Monday, December 9, 2019

Philippine Defense Chief Rejects Truce with NPA Rebels

From BenarNews (Dec 9, 2019): Philippine Defense Chief Rejects Truce with NPA Rebels (By Dennis Jay Santos)



Fighters with the New People’s Army (NPA), the military wing of the Communist Party of the Philippines, stand in formation during drills in Talakag, a town in Bukidnon province in the southern Philippines, April 17, 2017. [Froilan Gallardo/BenarNews]

The Philippines’ top defense official said Monday he would not recommend a Christmastime ceasefire with communist rebels despite a directive from President Rodrigo Duterte to explore the possibility of resuming peace talks with them.

The guerrillas would likely exploit a pause in military offensives against them by trying to recruit more members, Defense Secretary Delfin Lorenzana said in rejecting a potential truce with the New People’s Army (NPA), the armed wing of the Philippine communist party.

Lorenzana said there would be no let-up in intensified operations as the military sought to end the NPA’s 50-year-old insurgency, which has left thousands dead.

“No. We will not recommend a ceasefire. Let us just not resort to a ceasefire,”
Lorenzana told reporters. “Usually if there’s a ceasefire, the soldiers go back to their barracks because the operations are stopped. But the rebels deceitfully work their way to villages to increase their power.”


In 2018, the Communist Party of the Philippines (CPP) declared a unilateral ceasefire, directing the NPA to silence its guns over the holidays. But despite that, Lorenzana said, the rebels had carried on with their attacks.

“We are the only ones who follow the ceasefire,” the defense chief said.
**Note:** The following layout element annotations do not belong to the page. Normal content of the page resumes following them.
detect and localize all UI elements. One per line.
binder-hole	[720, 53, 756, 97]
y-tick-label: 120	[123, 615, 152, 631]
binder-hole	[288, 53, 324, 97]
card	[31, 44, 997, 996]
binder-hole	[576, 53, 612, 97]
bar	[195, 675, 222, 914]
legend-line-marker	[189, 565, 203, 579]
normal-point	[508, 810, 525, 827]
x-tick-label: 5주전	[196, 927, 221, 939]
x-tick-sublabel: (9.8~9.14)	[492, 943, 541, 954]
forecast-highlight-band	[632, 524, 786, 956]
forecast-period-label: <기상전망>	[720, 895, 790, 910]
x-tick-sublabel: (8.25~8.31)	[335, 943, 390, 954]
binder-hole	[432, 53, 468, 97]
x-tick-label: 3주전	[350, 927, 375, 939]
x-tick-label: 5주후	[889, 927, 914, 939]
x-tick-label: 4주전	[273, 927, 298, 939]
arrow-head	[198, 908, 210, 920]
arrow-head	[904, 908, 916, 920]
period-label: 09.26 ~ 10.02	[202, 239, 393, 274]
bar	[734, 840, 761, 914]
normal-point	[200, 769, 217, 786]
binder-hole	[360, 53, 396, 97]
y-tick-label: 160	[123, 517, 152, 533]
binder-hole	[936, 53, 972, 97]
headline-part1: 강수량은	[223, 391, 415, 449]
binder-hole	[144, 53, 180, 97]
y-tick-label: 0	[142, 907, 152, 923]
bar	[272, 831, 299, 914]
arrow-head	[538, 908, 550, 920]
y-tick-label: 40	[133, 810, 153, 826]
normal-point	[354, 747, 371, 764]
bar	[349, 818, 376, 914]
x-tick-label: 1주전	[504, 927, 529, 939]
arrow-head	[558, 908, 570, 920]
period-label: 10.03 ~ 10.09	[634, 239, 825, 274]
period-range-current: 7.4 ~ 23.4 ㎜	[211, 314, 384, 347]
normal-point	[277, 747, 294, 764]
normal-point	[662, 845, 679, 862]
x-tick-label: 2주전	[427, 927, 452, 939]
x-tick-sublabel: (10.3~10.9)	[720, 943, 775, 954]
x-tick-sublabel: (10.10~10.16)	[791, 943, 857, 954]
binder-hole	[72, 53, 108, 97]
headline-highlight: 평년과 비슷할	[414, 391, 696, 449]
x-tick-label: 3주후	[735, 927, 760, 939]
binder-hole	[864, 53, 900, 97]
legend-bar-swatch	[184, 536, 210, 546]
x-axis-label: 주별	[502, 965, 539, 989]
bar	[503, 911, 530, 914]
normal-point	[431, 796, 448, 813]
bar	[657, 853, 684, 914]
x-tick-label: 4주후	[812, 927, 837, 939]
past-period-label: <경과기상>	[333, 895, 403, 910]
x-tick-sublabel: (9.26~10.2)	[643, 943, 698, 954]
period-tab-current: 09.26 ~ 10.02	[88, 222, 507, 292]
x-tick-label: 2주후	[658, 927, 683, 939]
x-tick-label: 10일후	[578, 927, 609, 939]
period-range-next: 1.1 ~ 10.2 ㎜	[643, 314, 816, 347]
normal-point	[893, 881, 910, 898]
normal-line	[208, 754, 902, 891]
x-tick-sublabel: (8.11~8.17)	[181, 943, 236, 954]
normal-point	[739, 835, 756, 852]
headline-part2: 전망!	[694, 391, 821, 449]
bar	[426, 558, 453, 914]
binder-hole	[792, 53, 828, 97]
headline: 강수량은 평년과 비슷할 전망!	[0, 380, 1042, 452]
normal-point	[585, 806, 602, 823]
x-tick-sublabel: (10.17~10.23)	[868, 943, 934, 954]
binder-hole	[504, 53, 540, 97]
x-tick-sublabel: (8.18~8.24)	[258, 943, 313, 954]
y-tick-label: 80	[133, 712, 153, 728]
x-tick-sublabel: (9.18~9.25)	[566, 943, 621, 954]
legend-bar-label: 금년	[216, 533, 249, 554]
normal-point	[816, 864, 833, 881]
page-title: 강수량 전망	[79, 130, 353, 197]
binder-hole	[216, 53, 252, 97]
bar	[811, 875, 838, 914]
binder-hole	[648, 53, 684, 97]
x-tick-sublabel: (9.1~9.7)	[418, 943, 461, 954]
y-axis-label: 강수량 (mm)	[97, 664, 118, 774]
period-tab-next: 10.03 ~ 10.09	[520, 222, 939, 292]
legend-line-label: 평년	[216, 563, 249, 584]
Last week, President Duterte directed Labor Secretary Silvestre Bello III to talk to CPP founder Jose Maria Sison in a bid to revive the peace talks. This was a turnaround from Duterte’s earlier pronouncement that Manila would no longer negotiate with the guerrillas until his six-year term ended in 2022.

“All of us, even in the military, support the president. But what I want to say to Mr. Sison is that he should also be sincere. The president has always said that peace talks will always have a place in his governance,” Lorenzana said.

Sison, who is in self-imposed exile in the Netherlands, welcomed Duterte’s overtures, but said the talks should be held in a third country.

“I think there needs to be several steps before we could reach a point of having peace negotiations in the Philippines,” Sison said in a statement.

If the Philippine government was sincere in its offer of peace talks, it should free detained communist rebels and revoke orders to arrest members of the communist party’s peace negotiating panel.

In 2017, Duterte called off peace talks with the rebels after the CPP continued launching deadly attacks.

“I think the president is intelligent enough to see there is also a benefit for him and his administration that the peace negotiations be resolved,” Sison said.

Since the talks were suspended, the military said it had arrested dozens of prominent communist figures, disrupting the group’s chain of command from the CPP leadership down to its guerrillas in the field.

Shortly after taking office in mid-2016, Duterte, a self-described leftist and a former student of Sison, opened peace talks with the CPP and released dozens of detained insurgent leaders as a goodwill measure.But Duterte subsequently pulled out from the talks, accusing the communist rebels of continuing with attacks on government targets, especially in the countryside.